De hecho, ya había preparado a sus hombres para lidiar con Liang Fei.
Aunque ahora estaba siendo torturado al borde de la muerte por Liang Fei, todavía soportó el dolor y gritó a sus secuaces para atacar.
Los matones finalmente se dieron cuenta de qué estaba pasando y, sin importarles las muchas personas en la calle, comenzaron a rodear a Liang Fei y atacar…
Liang Fei no tenía tiempo para jugar con esta gente, así que desató toda su fuerza.
Mientras sostenía a Yuan Chengjian con una mano, usaba puños y pies con increíble velocidad, derribando rápidamente a estos matones feroces y brutales, dejándolos todos esparcidos por el suelo.
Ah…
Escuchando a sus secuaces gemir en el suelo, Yuan Chengjian no podía creer lo que oía ni lo que veía.
Había pensado que con la fuerza de sus secuaces, podrían al menos resistir un poco contra Liang Fei, ¡pero no esperaba un golpe tan devastador a sus expectativas!
¿Eran sus secuaces demasiado débiles o era Liang Fei simplemente demasiado fuerte?
Para entonces, Yuan Chengjian ya no podía darse el lujo de pensar demasiado.

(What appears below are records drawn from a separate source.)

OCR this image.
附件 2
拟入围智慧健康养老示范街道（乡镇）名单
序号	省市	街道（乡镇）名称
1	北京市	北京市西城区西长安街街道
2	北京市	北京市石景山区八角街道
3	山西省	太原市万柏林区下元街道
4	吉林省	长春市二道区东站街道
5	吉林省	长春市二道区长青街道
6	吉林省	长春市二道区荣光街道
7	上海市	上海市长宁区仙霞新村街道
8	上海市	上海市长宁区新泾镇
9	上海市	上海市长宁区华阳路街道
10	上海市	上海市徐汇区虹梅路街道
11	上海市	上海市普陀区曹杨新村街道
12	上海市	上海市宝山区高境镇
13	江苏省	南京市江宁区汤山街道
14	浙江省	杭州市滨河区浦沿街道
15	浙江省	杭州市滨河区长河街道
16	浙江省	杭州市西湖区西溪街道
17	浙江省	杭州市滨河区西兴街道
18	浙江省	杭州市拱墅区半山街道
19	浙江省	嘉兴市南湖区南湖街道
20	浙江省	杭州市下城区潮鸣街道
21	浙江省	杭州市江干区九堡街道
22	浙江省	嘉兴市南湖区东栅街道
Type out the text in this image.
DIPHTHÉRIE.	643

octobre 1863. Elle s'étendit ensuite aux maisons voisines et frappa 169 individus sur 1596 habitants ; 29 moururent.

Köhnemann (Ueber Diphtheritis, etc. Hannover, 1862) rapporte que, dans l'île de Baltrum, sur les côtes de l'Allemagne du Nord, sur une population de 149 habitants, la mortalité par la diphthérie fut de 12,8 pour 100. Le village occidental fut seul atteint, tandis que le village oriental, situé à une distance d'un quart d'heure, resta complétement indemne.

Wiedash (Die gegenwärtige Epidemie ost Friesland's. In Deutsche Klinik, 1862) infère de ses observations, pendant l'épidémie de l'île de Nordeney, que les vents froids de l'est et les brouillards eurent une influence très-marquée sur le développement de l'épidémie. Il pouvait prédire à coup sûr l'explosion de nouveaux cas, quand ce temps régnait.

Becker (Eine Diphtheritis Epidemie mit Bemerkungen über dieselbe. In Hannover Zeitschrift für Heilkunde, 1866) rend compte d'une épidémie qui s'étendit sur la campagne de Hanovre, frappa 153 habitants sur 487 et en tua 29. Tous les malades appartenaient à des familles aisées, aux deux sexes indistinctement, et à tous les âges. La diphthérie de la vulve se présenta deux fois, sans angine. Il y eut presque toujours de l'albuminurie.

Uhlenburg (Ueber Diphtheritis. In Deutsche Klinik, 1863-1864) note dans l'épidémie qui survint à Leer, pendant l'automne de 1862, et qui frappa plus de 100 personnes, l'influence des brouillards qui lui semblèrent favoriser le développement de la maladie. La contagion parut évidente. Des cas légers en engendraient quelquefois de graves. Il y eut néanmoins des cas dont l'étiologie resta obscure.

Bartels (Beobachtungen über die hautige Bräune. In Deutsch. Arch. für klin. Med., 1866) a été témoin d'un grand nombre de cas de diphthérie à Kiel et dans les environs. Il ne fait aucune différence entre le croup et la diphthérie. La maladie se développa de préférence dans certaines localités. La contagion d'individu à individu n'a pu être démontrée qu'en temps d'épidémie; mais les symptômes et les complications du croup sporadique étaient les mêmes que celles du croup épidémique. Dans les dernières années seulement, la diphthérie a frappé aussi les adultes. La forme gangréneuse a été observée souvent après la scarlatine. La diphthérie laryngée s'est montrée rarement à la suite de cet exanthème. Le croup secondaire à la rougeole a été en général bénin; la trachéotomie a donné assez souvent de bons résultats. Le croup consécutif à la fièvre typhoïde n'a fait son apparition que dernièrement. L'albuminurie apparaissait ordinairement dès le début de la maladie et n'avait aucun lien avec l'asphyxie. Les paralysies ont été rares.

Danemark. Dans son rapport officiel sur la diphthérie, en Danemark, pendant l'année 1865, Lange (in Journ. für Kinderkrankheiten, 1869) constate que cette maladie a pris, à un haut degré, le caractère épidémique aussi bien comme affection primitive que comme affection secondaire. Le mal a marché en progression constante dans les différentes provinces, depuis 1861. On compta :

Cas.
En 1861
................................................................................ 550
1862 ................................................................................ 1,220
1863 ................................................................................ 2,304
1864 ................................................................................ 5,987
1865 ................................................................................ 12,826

Por lo tanto, su cerebro fue reemplazado por un dolor desgarrador mientras Liang Fei torcía y rompía su brazo de nuevo.
—Está…
en la parte de atrás…
—Finalmente, Yuan Chengjian, empapado en sudor y en dolor insoportable, ya no pudo resistir más y reveló todo delante de Liang Fei.
—¡Muévete!
—Liang Fei, con una expresión aterradora como la de un dios de la muerte, entró en la sala que Yuan Chengjian había mencionado, solo para encontrar a Zhao Yangyang con las manos atadas, y Ning Jiuwei no estaba por ninguna parte.
—¿Quieres morir?
—Liang Fei estaba completamente enfurecido, habiendo ya roto uno de los brazos de Yuan Chengjian, ahora estaba listo para torcer el otro.
Para entonces, Yuan Chengjian estaba completamente aterrorizado, su valentía destrozada por Liang Fei, y ya no podía soportarlo.
Gritó con dolor:
—Maestro Liang…
Ning Jiuwei fue llevada en ese coche…
por Jiang Shang’ou!
—¡Bastardo, vete al infierno!
—Al oír que Ning Jiuwei había sido llevada por Jiang Shang’ou, Liang Fei se enfureció aún más.
Con un aluvión de fuerza, sonidos escalofriantes de huesos rompiéndose resonaron mientras los brazos de Yuan Chengjian eran completamente rotos por Liang Fei.
Después de eso, Yuan Chengjian, quien una vez recorrió esta área sin desafíos como Hermano Jian, se convertiría en un inútil lisiado si no moría.